All strips were not from same potato thus there was variation in the initial water potential in
the potato strips leading to variations in the rate of osmosis.
Petri-dishes were not covered; there were chances that evaporation of solvent took place
altering the amount and concentration of sucrose solutions.
Due to uneven edges of the potato strips, it is possible that the degree of accuracy in
measuring final length of the strips was not the same in all potato strips.
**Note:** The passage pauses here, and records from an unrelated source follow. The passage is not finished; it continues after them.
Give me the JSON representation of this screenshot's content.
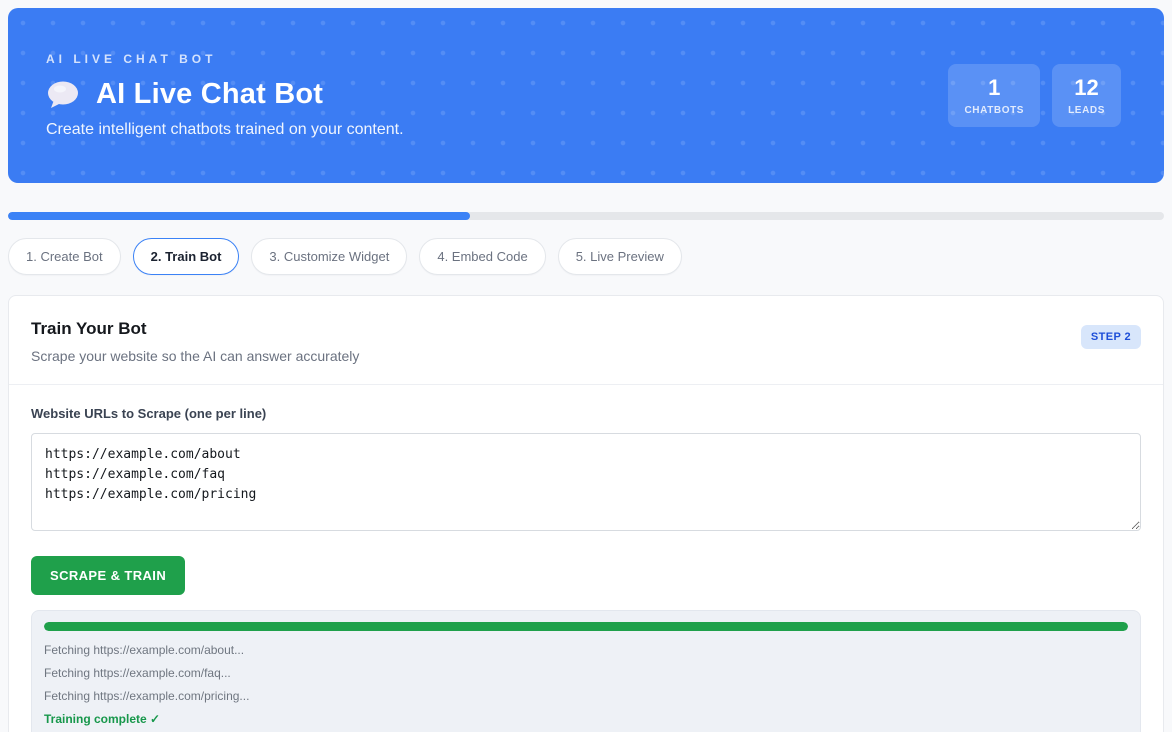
{
  "colors": {
    "banner": "#3b7cf3",
    "accent": "#3b82f6",
    "green": "#1fa04b",
    "green_dark": "#17974b",
    "badge_bg": "#d8e6fb",
    "badge_text": "#1d4ed8"
  },
  "banner": {
    "eyebrow": "AI LIVE CHAT BOT",
    "title": "AI Live Chat Bot",
    "subtitle": "Create intelligent chatbots trained on your content.",
    "icon": "speech-balloon-icon",
    "stats": [
      {
        "value": "1",
        "label": "CHATBOTS"
      },
      {
        "value": "12",
        "label": "LEADS"
      }
    ]
  },
  "progress": {
    "percent": 40
  },
  "steps": [
    {
      "label": "1. Create Bot",
      "active": false
    },
    {
      "label": "2. Train Bot",
      "active": true
    },
    {
      "label": "3. Customize Widget",
      "active": false
    },
    {
      "label": "4. Embed Code",
      "active": false
    },
    {
      "label": "5. Live Preview",
      "active": false
    }
  ],
  "panel": {
    "title": "Train Your Bot",
    "subtitle": "Scrape your website so the AI can answer accurately",
    "step_badge": "STEP 2",
    "form": {
      "label": "Website URLs to Scrape (one per line)",
      "textarea_value": "https://example.com/about\nhttps://example.com/faq\nhttps://example.com/pricing",
      "button_label": "SCRAPE & TRAIN"
    },
    "log": {
      "progress_percent": 100,
      "lines": [
        "Fetching https://example.com/about...",
        "Fetching https://example.com/faq...",
        "Fetching https://example.com/pricing..."
      ],
      "final_line": "Training complete ✓"
    }
  }
}
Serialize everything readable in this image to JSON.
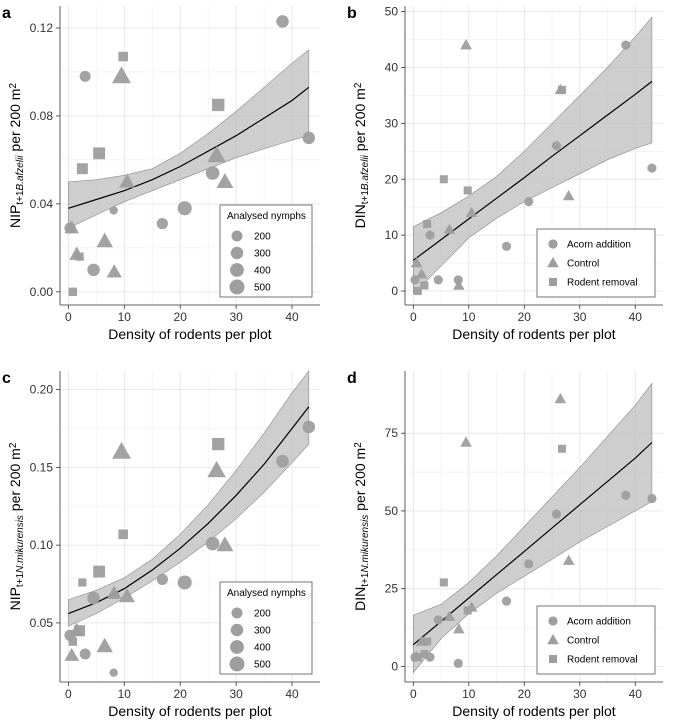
{
  "colors": {
    "point": "#9e9e9e",
    "band": "#bdbdbd",
    "line": "#000000",
    "grid": "#e8e8e8",
    "axis": "#333333"
  },
  "chart_data": [
    {
      "panel_label": "a",
      "type": "scatter",
      "title": "",
      "xlabel": "Density of rodents per plot",
      "ylabel": {
        "main": "NIP",
        "sub": "t+1",
        "sub_italic": "B.afzelii",
        "rest": " per 200 m",
        "sup": "2"
      },
      "xlim": [
        -1.5,
        45
      ],
      "ylim": [
        -0.006,
        0.13
      ],
      "xticks": [
        "0",
        "10",
        "20",
        "30",
        "40"
      ],
      "xtick_values": [
        0,
        10,
        20,
        30,
        40
      ],
      "yticks": [
        "0.00",
        "0.04",
        "0.08",
        "0.12"
      ],
      "ytick_values": [
        0,
        0.04,
        0.08,
        0.12
      ],
      "grid": true,
      "legend": {
        "title": "Analysed nymphs",
        "position": "bottom-right",
        "type": "size",
        "entries": [
          {
            "label": "200",
            "size": 200
          },
          {
            "label": "300",
            "size": 300
          },
          {
            "label": "400",
            "size": 400
          },
          {
            "label": "500",
            "size": 500
          }
        ]
      },
      "fit": {
        "x": [
          0,
          5,
          10,
          15,
          20,
          25,
          30,
          35,
          40,
          43
        ],
        "y": [
          0.038,
          0.042,
          0.046,
          0.051,
          0.057,
          0.064,
          0.071,
          0.079,
          0.087,
          0.093
        ],
        "lower": [
          0.029,
          0.035,
          0.041,
          0.046,
          0.051,
          0.056,
          0.061,
          0.065,
          0.069,
          0.071
        ],
        "upper": [
          0.05,
          0.051,
          0.053,
          0.056,
          0.063,
          0.072,
          0.082,
          0.093,
          0.104,
          0.11
        ]
      },
      "points": [
        {
          "x": 38.3,
          "y": 0.123,
          "shape": "circle",
          "size": 300
        },
        {
          "x": 43.0,
          "y": 0.07,
          "shape": "circle",
          "size": 300
        },
        {
          "x": 3.0,
          "y": 0.098,
          "shape": "circle",
          "size": 200
        },
        {
          "x": 9.8,
          "y": 0.107,
          "shape": "square",
          "size": 200
        },
        {
          "x": 9.5,
          "y": 0.098,
          "shape": "triangle",
          "size": 500
        },
        {
          "x": 26.8,
          "y": 0.085,
          "shape": "square",
          "size": 420
        },
        {
          "x": 5.5,
          "y": 0.063,
          "shape": "square",
          "size": 380
        },
        {
          "x": 2.5,
          "y": 0.056,
          "shape": "square",
          "size": 300
        },
        {
          "x": 26.5,
          "y": 0.062,
          "shape": "triangle",
          "size": 460
        },
        {
          "x": 10.5,
          "y": 0.05,
          "shape": "triangle",
          "size": 300
        },
        {
          "x": 25.8,
          "y": 0.054,
          "shape": "circle",
          "size": 380
        },
        {
          "x": 28.0,
          "y": 0.05,
          "shape": "triangle",
          "size": 360
        },
        {
          "x": 20.8,
          "y": 0.038,
          "shape": "circle",
          "size": 420
        },
        {
          "x": 16.8,
          "y": 0.031,
          "shape": "circle",
          "size": 220
        },
        {
          "x": 8.1,
          "y": 0.037,
          "shape": "circle",
          "size": 80
        },
        {
          "x": 0.3,
          "y": 0.029,
          "shape": "circle",
          "size": 220
        },
        {
          "x": 0.6,
          "y": 0.029,
          "shape": "triangle",
          "size": 240
        },
        {
          "x": 1.5,
          "y": 0.017,
          "shape": "triangle",
          "size": 260
        },
        {
          "x": 2.0,
          "y": 0.016,
          "shape": "square",
          "size": 120
        },
        {
          "x": 6.5,
          "y": 0.023,
          "shape": "triangle",
          "size": 340
        },
        {
          "x": 4.5,
          "y": 0.01,
          "shape": "circle",
          "size": 300
        },
        {
          "x": 8.2,
          "y": 0.009,
          "shape": "triangle",
          "size": 260
        },
        {
          "x": 0.8,
          "y": 0.0,
          "shape": "square",
          "size": 130
        }
      ]
    },
    {
      "panel_label": "b",
      "type": "scatter",
      "title": "",
      "xlabel": "Density of rodents per plot",
      "ylabel": {
        "main": "DIN",
        "sub": "t+1",
        "sub_italic": "B.afzelii",
        "rest": " per 200 m",
        "sup": "2"
      },
      "xlim": [
        -1.5,
        45
      ],
      "ylim": [
        -2.5,
        51
      ],
      "xticks": [
        "0",
        "10",
        "20",
        "30",
        "40"
      ],
      "xtick_values": [
        0,
        10,
        20,
        30,
        40
      ],
      "yticks": [
        "0",
        "10",
        "20",
        "30",
        "40",
        "50"
      ],
      "ytick_values": [
        0,
        10,
        20,
        30,
        40,
        50
      ],
      "grid": true,
      "legend": {
        "title": "",
        "position": "bottom-right",
        "type": "shape",
        "entries": [
          {
            "label": "Acorn addition",
            "shape": "circle"
          },
          {
            "label": "Control",
            "shape": "triangle"
          },
          {
            "label": "Rodent removal",
            "shape": "square"
          }
        ]
      },
      "fit": {
        "x": [
          0,
          5,
          10,
          15,
          20,
          25,
          30,
          35,
          40,
          43
        ],
        "y": [
          5.5,
          9.2,
          12.9,
          16.6,
          20.3,
          24.1,
          27.8,
          31.5,
          35.2,
          37.5
        ],
        "lower": [
          -0.5,
          4.5,
          9.5,
          13.0,
          16.0,
          18.5,
          21.0,
          23.5,
          25.5,
          26.5
        ],
        "upper": [
          11.5,
          14.0,
          17.0,
          20.5,
          25.0,
          30.0,
          35.0,
          40.0,
          45.5,
          49.0
        ]
      },
      "points": [
        {
          "x": 38.3,
          "y": 44,
          "shape": "circle"
        },
        {
          "x": 43.0,
          "y": 22,
          "shape": "circle"
        },
        {
          "x": 25.8,
          "y": 26,
          "shape": "circle"
        },
        {
          "x": 20.8,
          "y": 16,
          "shape": "circle"
        },
        {
          "x": 16.8,
          "y": 8,
          "shape": "circle"
        },
        {
          "x": 3.0,
          "y": 10,
          "shape": "circle"
        },
        {
          "x": 8.1,
          "y": 2,
          "shape": "circle"
        },
        {
          "x": 4.5,
          "y": 2,
          "shape": "circle"
        },
        {
          "x": 0.3,
          "y": 2,
          "shape": "circle"
        },
        {
          "x": 9.5,
          "y": 44,
          "shape": "triangle"
        },
        {
          "x": 26.5,
          "y": 36,
          "shape": "triangle"
        },
        {
          "x": 28.0,
          "y": 17,
          "shape": "triangle"
        },
        {
          "x": 10.5,
          "y": 14,
          "shape": "triangle"
        },
        {
          "x": 6.5,
          "y": 11,
          "shape": "triangle"
        },
        {
          "x": 0.6,
          "y": 5,
          "shape": "triangle"
        },
        {
          "x": 1.5,
          "y": 3,
          "shape": "triangle"
        },
        {
          "x": 8.2,
          "y": 1,
          "shape": "triangle"
        },
        {
          "x": 26.8,
          "y": 36,
          "shape": "square"
        },
        {
          "x": 9.8,
          "y": 18,
          "shape": "square"
        },
        {
          "x": 5.5,
          "y": 20,
          "shape": "square"
        },
        {
          "x": 2.5,
          "y": 12,
          "shape": "square"
        },
        {
          "x": 2.0,
          "y": 1,
          "shape": "square"
        },
        {
          "x": 0.8,
          "y": 0,
          "shape": "square"
        }
      ]
    },
    {
      "panel_label": "c",
      "type": "scatter",
      "title": "",
      "xlabel": "Density of rodents per plot",
      "ylabel": {
        "main": "NIP",
        "sub": "t+1",
        "sub_italic": "N.mikurensis",
        "rest": " per 200 m",
        "sup": "2"
      },
      "xlim": [
        -1.5,
        45
      ],
      "ylim": [
        0.012,
        0.212
      ],
      "xticks": [
        "0",
        "10",
        "20",
        "30",
        "40"
      ],
      "xtick_values": [
        0,
        10,
        20,
        30,
        40
      ],
      "yticks": [
        "0.05",
        "0.10",
        "0.15",
        "0.20"
      ],
      "ytick_values": [
        0.05,
        0.1,
        0.15,
        0.2
      ],
      "grid": true,
      "legend": {
        "title": "Analysed nymphs",
        "position": "bottom-right",
        "type": "size",
        "entries": [
          {
            "label": "200",
            "size": 200
          },
          {
            "label": "300",
            "size": 300
          },
          {
            "label": "400",
            "size": 400
          },
          {
            "label": "500",
            "size": 500
          }
        ]
      },
      "fit": {
        "x": [
          0,
          5,
          10,
          15,
          20,
          25,
          30,
          35,
          40,
          43
        ],
        "y": [
          0.056,
          0.063,
          0.072,
          0.084,
          0.098,
          0.114,
          0.132,
          0.152,
          0.175,
          0.189
        ],
        "lower": [
          0.048,
          0.056,
          0.066,
          0.077,
          0.089,
          0.102,
          0.117,
          0.134,
          0.153,
          0.165
        ],
        "upper": [
          0.065,
          0.071,
          0.079,
          0.091,
          0.107,
          0.126,
          0.148,
          0.172,
          0.198,
          0.212
        ]
      },
      "points": [
        {
          "x": 43.0,
          "y": 0.176,
          "shape": "circle",
          "size": 300
        },
        {
          "x": 38.3,
          "y": 0.154,
          "shape": "circle",
          "size": 300
        },
        {
          "x": 25.8,
          "y": 0.101,
          "shape": "circle",
          "size": 380
        },
        {
          "x": 20.8,
          "y": 0.076,
          "shape": "circle",
          "size": 420
        },
        {
          "x": 16.8,
          "y": 0.078,
          "shape": "circle",
          "size": 220
        },
        {
          "x": 4.5,
          "y": 0.066,
          "shape": "circle",
          "size": 300
        },
        {
          "x": 3.0,
          "y": 0.03,
          "shape": "circle",
          "size": 200
        },
        {
          "x": 8.1,
          "y": 0.018,
          "shape": "circle",
          "size": 80
        },
        {
          "x": 0.3,
          "y": 0.042,
          "shape": "circle",
          "size": 220
        },
        {
          "x": 9.5,
          "y": 0.16,
          "shape": "triangle",
          "size": 500
        },
        {
          "x": 26.5,
          "y": 0.148,
          "shape": "triangle",
          "size": 460
        },
        {
          "x": 28.0,
          "y": 0.1,
          "shape": "triangle",
          "size": 360
        },
        {
          "x": 10.5,
          "y": 0.067,
          "shape": "triangle",
          "size": 300
        },
        {
          "x": 8.2,
          "y": 0.069,
          "shape": "triangle",
          "size": 260
        },
        {
          "x": 6.5,
          "y": 0.035,
          "shape": "triangle",
          "size": 340
        },
        {
          "x": 1.5,
          "y": 0.045,
          "shape": "triangle",
          "size": 260
        },
        {
          "x": 0.6,
          "y": 0.029,
          "shape": "triangle",
          "size": 240
        },
        {
          "x": 26.8,
          "y": 0.165,
          "shape": "square",
          "size": 420
        },
        {
          "x": 9.8,
          "y": 0.107,
          "shape": "square",
          "size": 200
        },
        {
          "x": 5.5,
          "y": 0.083,
          "shape": "square",
          "size": 380
        },
        {
          "x": 2.5,
          "y": 0.076,
          "shape": "square",
          "size": 120
        },
        {
          "x": 2.0,
          "y": 0.045,
          "shape": "square",
          "size": 300
        },
        {
          "x": 0.8,
          "y": 0.038,
          "shape": "square",
          "size": 130
        }
      ]
    },
    {
      "panel_label": "d",
      "type": "scatter",
      "title": "",
      "xlabel": "Density of rodents per plot",
      "ylabel": {
        "main": "DIN",
        "sub": "t+1",
        "sub_italic": "N.mikurensis",
        "rest": " per 200 m",
        "sup": "2"
      },
      "xlim": [
        -1.5,
        45
      ],
      "ylim": [
        -5,
        95
      ],
      "xticks": [
        "0",
        "10",
        "20",
        "30",
        "40"
      ],
      "xtick_values": [
        0,
        10,
        20,
        30,
        40
      ],
      "yticks": [
        "0",
        "25",
        "50",
        "75"
      ],
      "ytick_values": [
        0,
        25,
        50,
        75
      ],
      "grid": true,
      "legend": {
        "title": "",
        "position": "bottom-right",
        "type": "shape",
        "entries": [
          {
            "label": "Acorn addition",
            "shape": "circle"
          },
          {
            "label": "Control",
            "shape": "triangle"
          },
          {
            "label": "Rodent removal",
            "shape": "square"
          }
        ]
      },
      "fit": {
        "x": [
          0,
          5,
          10,
          15,
          20,
          25,
          30,
          35,
          40,
          43
        ],
        "y": [
          7,
          14.5,
          22,
          29.5,
          37,
          44.5,
          52,
          59.5,
          67,
          72
        ],
        "lower": [
          -2,
          9,
          17,
          23.5,
          29,
          34.5,
          40,
          45,
          50,
          53
        ],
        "upper": [
          16.5,
          20,
          27,
          35.5,
          45,
          54.5,
          64,
          74,
          84,
          91
        ]
      },
      "points": [
        {
          "x": 38.3,
          "y": 55,
          "shape": "circle"
        },
        {
          "x": 43.0,
          "y": 54,
          "shape": "circle"
        },
        {
          "x": 25.8,
          "y": 49,
          "shape": "circle"
        },
        {
          "x": 20.8,
          "y": 33,
          "shape": "circle"
        },
        {
          "x": 16.8,
          "y": 21,
          "shape": "circle"
        },
        {
          "x": 4.5,
          "y": 15,
          "shape": "circle"
        },
        {
          "x": 3.0,
          "y": 3,
          "shape": "circle"
        },
        {
          "x": 8.1,
          "y": 1,
          "shape": "circle"
        },
        {
          "x": 0.3,
          "y": 3,
          "shape": "circle"
        },
        {
          "x": 26.5,
          "y": 86,
          "shape": "triangle"
        },
        {
          "x": 9.5,
          "y": 72,
          "shape": "triangle"
        },
        {
          "x": 28.0,
          "y": 34,
          "shape": "triangle"
        },
        {
          "x": 10.5,
          "y": 19,
          "shape": "triangle"
        },
        {
          "x": 6.5,
          "y": 16,
          "shape": "triangle"
        },
        {
          "x": 8.2,
          "y": 12,
          "shape": "triangle"
        },
        {
          "x": 1.5,
          "y": 8,
          "shape": "triangle"
        },
        {
          "x": 0.6,
          "y": 3,
          "shape": "triangle"
        },
        {
          "x": 26.8,
          "y": 70,
          "shape": "square"
        },
        {
          "x": 5.5,
          "y": 27,
          "shape": "square"
        },
        {
          "x": 9.8,
          "y": 18,
          "shape": "square"
        },
        {
          "x": 2.5,
          "y": 8,
          "shape": "square"
        },
        {
          "x": 2.0,
          "y": 4,
          "shape": "square"
        },
        {
          "x": 0.8,
          "y": 3,
          "shape": "square"
        }
      ]
    }
  ]
}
This affects the
reliability of the results obtained.
(b)
Suggestions for improvements:
The following measures could be taken to improve the experiment so as to make the results
more reliable:
(i)
use more chips per sucrose solution and then calculate the average, this increases
the accuracy and hence the reliability of the results;
(ii)
cut all the strips from same potato to eliminate variation in the initial water potential;
(iii)
cover the petri-dishes to reduce evaporation of solvent hence ensuring the
concentrations of sucrose solution remains the same throughout the experiment;
(v)
measure the mass of potato strips instead of length or repeat measurements to
constant values. This could increase the degree of accuracy.
References:
Education, Ministry of. Secondary Biology Form One student's Book. Nairobi: Kenya Literature
Bureau, 2003.
Jones, Mary Jones and Geoff. IGCSE Biolgy Coursebook Second edition. Cambridge: Cambridge
University Press, 2010.
Mackean, DG. IGCSE Biology Second Edition. London: Hodder education, 2002.